Expect this trend to continue, for births to unmarried mothers were up 26% over 2002.
Why do I consider this statistic one of the five societal trends of decline? The answer is in the CDC report:
Nonmarital births are at a higher risk of having adverse birth outcomes such as low birth weight, preterm birth, and infant mortality than are children born to married woman. Children born to single mothers typically have more limited social and financial resources.
Here is yet another trend feeding the poverty cycle with all its associated woes.
Moreover, because “adverse birth outcomes such as low birth weight and preterm birth” often lead to more childhood and long-term health issues with the “limited social and financial resources” of unmarried mothers, these health problems will inevitably fall on the public health care system.
Could there be a correlation between 4 out of 10 births to unmarried women and 1 in 5 children living in poverty? Perhaps some sociology graduate student just found a thesis topic.
Only 53 percent of Americans are paying federal income taxes.
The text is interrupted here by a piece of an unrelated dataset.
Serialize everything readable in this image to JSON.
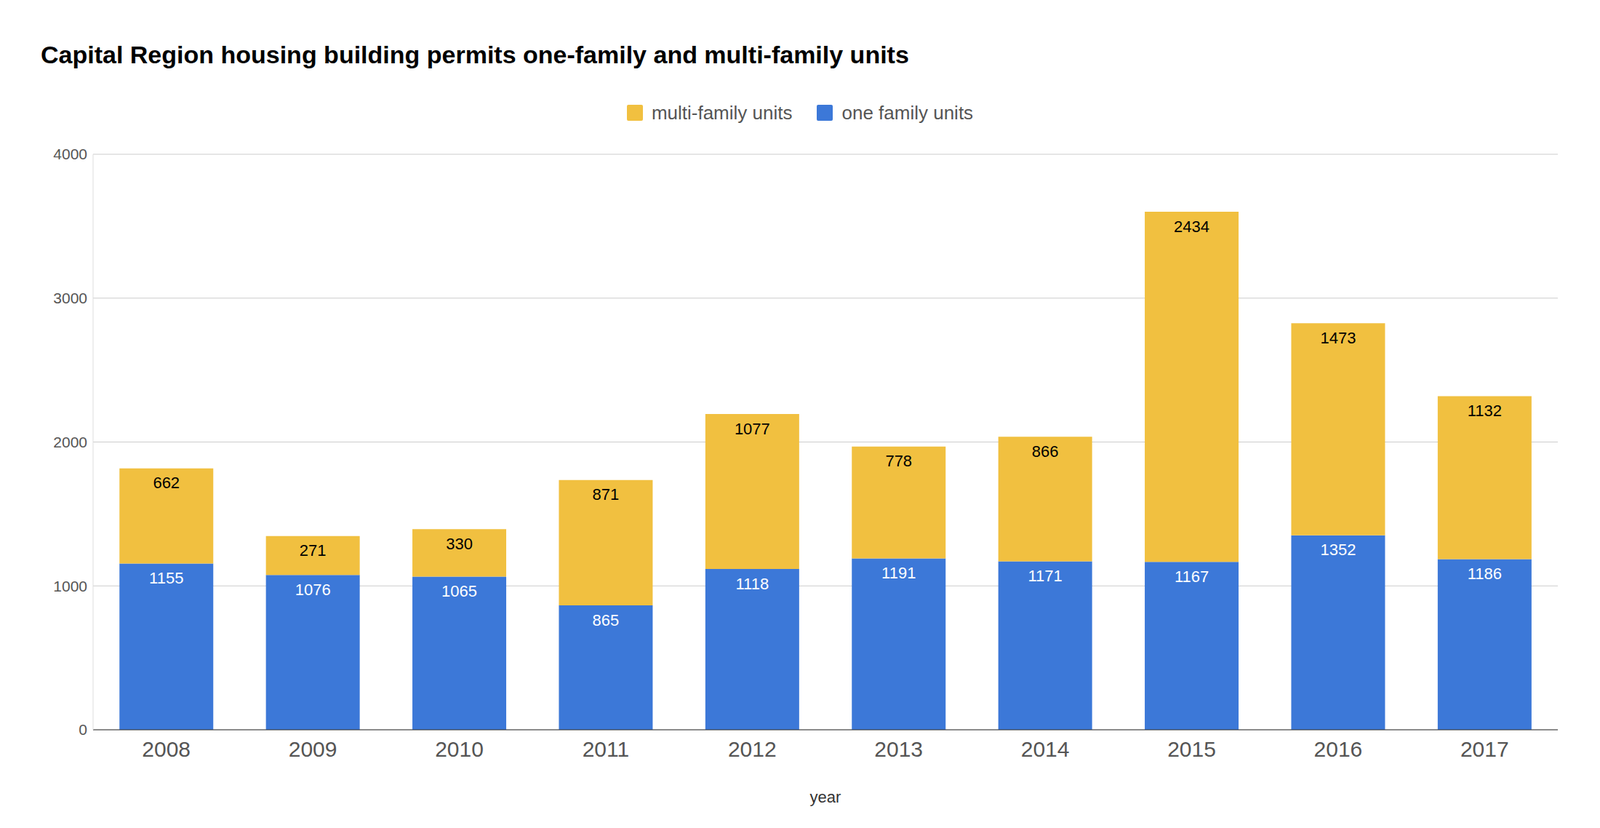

So with our nation’s population getting poorer, an increase in the number of high school drop-outs, and higher educational attainment on the decline, there will naturally be a greater demand for government services of all kinds.
But who is left to pay for those services?
A little more than half of our taxpayers, 53%, picked up the tab this past April 15th for the remaining 47% who didn’t pay any federal income tax. According to USA Today:
The result is a tax system that exempts almost half the U.S. from paying for programs that benefit everyone, including national defense, public safety, infrastructure and education. It is a system in which the top 10% of earners — households making an average of $366,400 in 2006 — paid about 73% of the income taxes collected by the federal government.
The article goes on to say:
The bottom 40%, on average, make a profit from the federal income tax system, meaning they get more money in tax credits than they would otherwise owe in taxes. For those people, the government sends them a payment.
We have a national tax system where the top 10% of earners are paying 73% of the federal income taxes, while the bottom 40% are making a profit. What a country!
No wonder so many of the world’s citizens want to come here and stay.
When you consider all five of these disturbing societal trends, it is apparent why the two-thirds of adults who think our nation is in decline will be visiting our 51st state of Anxiety more often.
I hope they like it, because they’ll be retiring there.